第18通 郵便屋さんの一大イベント。年末繁忙期編4 〜年賀レイアウト〜

12月20日になると本格的な年賀状体制が始まります。


まず、集配課の空きフロアでダンボール製の年賀状専用大区分棚を設置します。

これは何かと言いますと、通常郵便物を大区分している棚は通常郵便物で使うので年賀状を大区分する為の専用の棚なんです。

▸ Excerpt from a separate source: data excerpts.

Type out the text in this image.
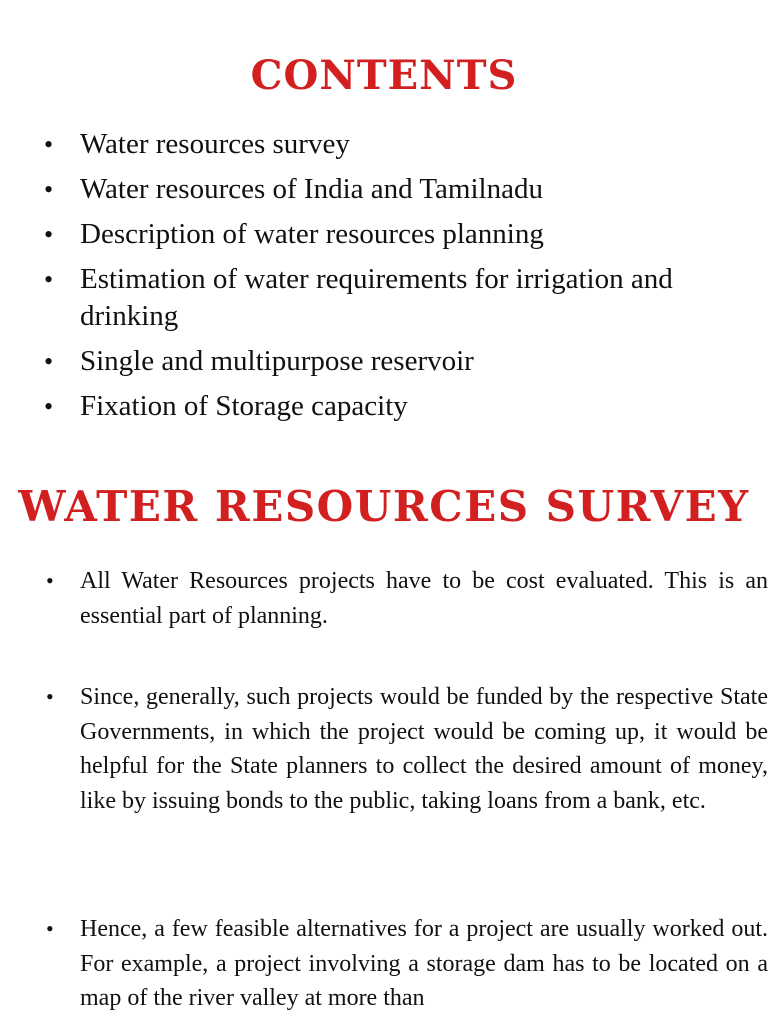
CONTENTS
• Water resources survey
• Water resources of India and Tamilnadu
• Description of water resources planning
• Estimation of water requirements for irrigation and drinking
• Single and multipurpose reservoir
• Fixation of Storage capacity
WATER RESOURCES SURVEY

• All Water Resources projects have to be cost evaluated. This is an essential part of planning.

• Since, generally, such projects would be funded by the respective State Governments, in which the project would be coming up, it would be helpful for the State planners to collect the desired amount of money, like by issuing bonds to the public, taking loans from a bank, etc.

• Hence, a few feasible alternatives for a project are usually worked out. For example, a project involving a storage dam has to be located on a map of the river valley at more than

年賀状の物数が少なくなった現在は郵便局にもよりますが、通常郵便の大区分で使われている棚を通常郵便の残留が無い様に空にして点検してから同じ台で年賀状を大区分するやり方を行なっていますが、とにかく年賀状の物数がピークの時代ですから半端じゃないんですよ。その年賀状の量が。


この時代は何度も言いますが、手作業の時代です。

毎日年賀状の大区分をしても引き受けピーク時には1日では大区分しきれずに翌日回しなんて普通です。

そうすると残った年賀状はその年賀状専用のダンボール製の大区分棚にそのまま置いて次の日に作業の続きを行うやり方をしていました。


その設置が終わるとその大区分棚の側に大区分した年賀状を入れたり、道順組み立て済みの年賀状を並べるアルミ製や木製の棚を並べる為の脚立を置いていきます。

これを我々は脚立を「馬(うま)」

アルミ製や木製の年賀状を並べていく棚(両手を広げて持つぐらいの横に長い大きさです)の事を「竿(さお)」と呼んでいました。

担当区にもよりますが大体1区あたり馬が3〜4台。5区あったので20台前後は必要ですね。


この馬は横から見ると二等辺三角形の様に立てられ両サイドに竿が上から下へ6本程並べる為の腕があります。

ですので一つの馬に12本の竿が掛けられるわけです。

この竿に大区分した年賀状にまだ未作業の印の赤色の仕切り札を区分口ごとに差し込んで並べていきます。

道順組み立て済みの年賀状は未作業の年賀状に混ざらない様にこれは作業済みの印の青色の仕切り札を区分口ごとに差し込んで並べます。


その各区ごとに設置した馬の隣のスペースに女子高生を中心とした年賀状道順組み立ての内務作業員用の机と椅子をアルバイトの人数分並べます。


この馬と竿を運ぶのがとにかく大変で、馬はアルミ製ですが大きいし持ち上げて運ぶのも力がいるし、竿はまだこの頃はアルミ製よりも木製棚を多く使っていたので重いのです。


「お前、若いから力有り余っとるやろ?しっかり運べよ」

「えーッッッ!?」

てな感じで肉体労働は若手の役割です。


当然、新年を迎え年賀状作業が終わるとそれらを片付けるわけですよ。若手中心となって。

年が明け作業台などを片付ける時には今まで作業事故を起こさない為に掃除をしていなかった分の大量の埃がフロア全体を舞います。

年賀状作業の疲れもピークのタイミングでこの作業ですから、私は毎年この作業が終わると熱を出し体調を崩していました。

後にマスクをつけて作業をするとそれを防げれる事に気がつきます。


マスクって本当にこういう時有効ですね。マスクをしていたら風邪も引きにくいですし。


レイアウトが終わるといよいよ年賀状作業が始まります。


今回もご愛読いただきありがとうございました。